Alain Resnais est né en 1922. Il a commencé en 1947 comme acteur (un page) en 1942 dans Les visiteurs du soir de Marcel Carné. Assistant-réalisateur et producteur en 1946, il ne connaît les succès qu’en 1959 avec Hiroshima mon amour. L'Année dernière à Marienbad, en 1961, comme Mon oncle d’Amérique en 1980, Smoking, no smoking en 1993, et plus récemment Les herbes folles en 2009 furent salués par la critique mondiale. Loin d’être classique, son style reflète la préoccupation de rendre davantage des impressions ou des mécanismes psychologiques.
Résumé :
Un petit groupe d’acteurs et actrices à la fois de théâtre et de cinéma sont conviés par le majordome d’un ami commun dramaturge, à se retrouver dans sa riche demeure à la suite de son décès. Ils sont invités à juger l’interprétation, par une jeune compagnie, d’Eurydice, une pièce de théâtre écrite par le défunt.
Analyse :
A quatre-vingt-dix ans Alain Resnais est un réalisateur français toujours très novateur. Vous n’avez encore rien vu ne détonne pas dans son œuvre car ce film, fait pour nous étonner, perturbe les codes habituels de la narration. « Ce que je cherche toujours dans mes films, c’est une langue de théâtre, un dialogue musical qui invite les acteurs à s’éloigner d’un réalisme du quotidien pour se rapprocher d’un jeu décalé », dit Resnais. Il a choisi pour ce film l’Eurydice de Jean Anouilh et s’interroge en particulier sur la mise en scène au théâtre et au cinéma. Il utilise comme un jeu de miroirs imbriqués, un emboîtement de poupées russes, dans une démultiplication de l’espace, du récit et des acteurs.

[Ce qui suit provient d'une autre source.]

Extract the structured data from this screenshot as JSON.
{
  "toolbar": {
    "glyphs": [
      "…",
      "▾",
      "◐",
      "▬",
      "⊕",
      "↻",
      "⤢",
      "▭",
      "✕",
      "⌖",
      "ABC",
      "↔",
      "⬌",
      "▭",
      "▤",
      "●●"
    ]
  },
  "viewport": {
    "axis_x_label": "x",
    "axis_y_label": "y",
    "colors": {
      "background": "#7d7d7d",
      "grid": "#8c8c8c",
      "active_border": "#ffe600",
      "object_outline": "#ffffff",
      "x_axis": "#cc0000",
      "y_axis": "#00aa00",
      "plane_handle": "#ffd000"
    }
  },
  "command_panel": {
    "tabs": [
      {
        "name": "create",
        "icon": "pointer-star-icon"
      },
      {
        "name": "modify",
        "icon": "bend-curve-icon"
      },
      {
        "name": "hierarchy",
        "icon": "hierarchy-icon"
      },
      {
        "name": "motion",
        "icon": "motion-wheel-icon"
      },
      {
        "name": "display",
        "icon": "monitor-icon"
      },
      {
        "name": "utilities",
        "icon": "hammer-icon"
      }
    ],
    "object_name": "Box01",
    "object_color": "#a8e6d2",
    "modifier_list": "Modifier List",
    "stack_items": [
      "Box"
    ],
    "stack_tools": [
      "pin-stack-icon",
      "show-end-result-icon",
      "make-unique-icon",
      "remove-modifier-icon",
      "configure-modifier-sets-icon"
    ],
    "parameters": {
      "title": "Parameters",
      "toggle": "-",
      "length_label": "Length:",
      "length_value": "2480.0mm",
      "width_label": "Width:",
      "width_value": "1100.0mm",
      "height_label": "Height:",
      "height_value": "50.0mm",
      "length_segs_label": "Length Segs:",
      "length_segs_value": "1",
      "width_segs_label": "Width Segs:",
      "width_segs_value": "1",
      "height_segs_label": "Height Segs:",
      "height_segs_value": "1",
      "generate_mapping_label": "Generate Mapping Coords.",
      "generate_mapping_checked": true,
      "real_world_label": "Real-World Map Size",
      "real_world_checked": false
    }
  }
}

Tout d’abord, les invités et le majordome du défunt sont assis dans une vaste salle sombre pour visionner la vidéo d’une répétition de la jeune troupe. La scène est celle du théâtre cadrée par la vidéo dont la caméra a dû être placée de face. Pour montrer les acteurs assis dans de confortables fauteuils anthracite, la caméra du réalisateur nous fait donc opérer un demi-tour. Elle devient mobile, peut faire des gros plans pour capter leurs expressions, les suivre dans leurs déplacements. Cette mise en scène minimale fait un peu penser à celle de Lars von Trier dans Dogville (Danemark - 2003). Le passage de la salle au film, au contraire de celui de l’écran à la salle, se fait imperceptiblement, dans le mouvement, au cours des déplacements des acteurs qui entrent dans un décor conçu pour le récit. C’est du cinéma. A chaque changement d’espace correspond une reprise du texte par les acteurs qui s’en saisissent, se l’approprient et se le renvoient, plusieurs fois répétés, jusqu’à aboutir dans l’expression filmique. Le texte d’Anouilh ne sort pas affadi de ces répétitions mais en acquiert une sorte de liant en volant de bouche en bouche dans un élan irrésistible. Les comédiens le miment d’abord dans le salle puis le jouent dans le contexte des décors, laissant paraître chaque fois, dans les émotions, un naturel qui prouve la maîtrise qu’ils ont de leur art.Et comme « vous n’avez pas encore tout vu », les personnages grâce à la constance de leur amitié obtiennent le ‘retour’ de leur hôte. Cette apparition (comme celle d’Eurydice devant Orphée), sera suivie de sa perte : il disparaît, dans une grande solitude, au petit matin, englouti par les eaux d’un étang.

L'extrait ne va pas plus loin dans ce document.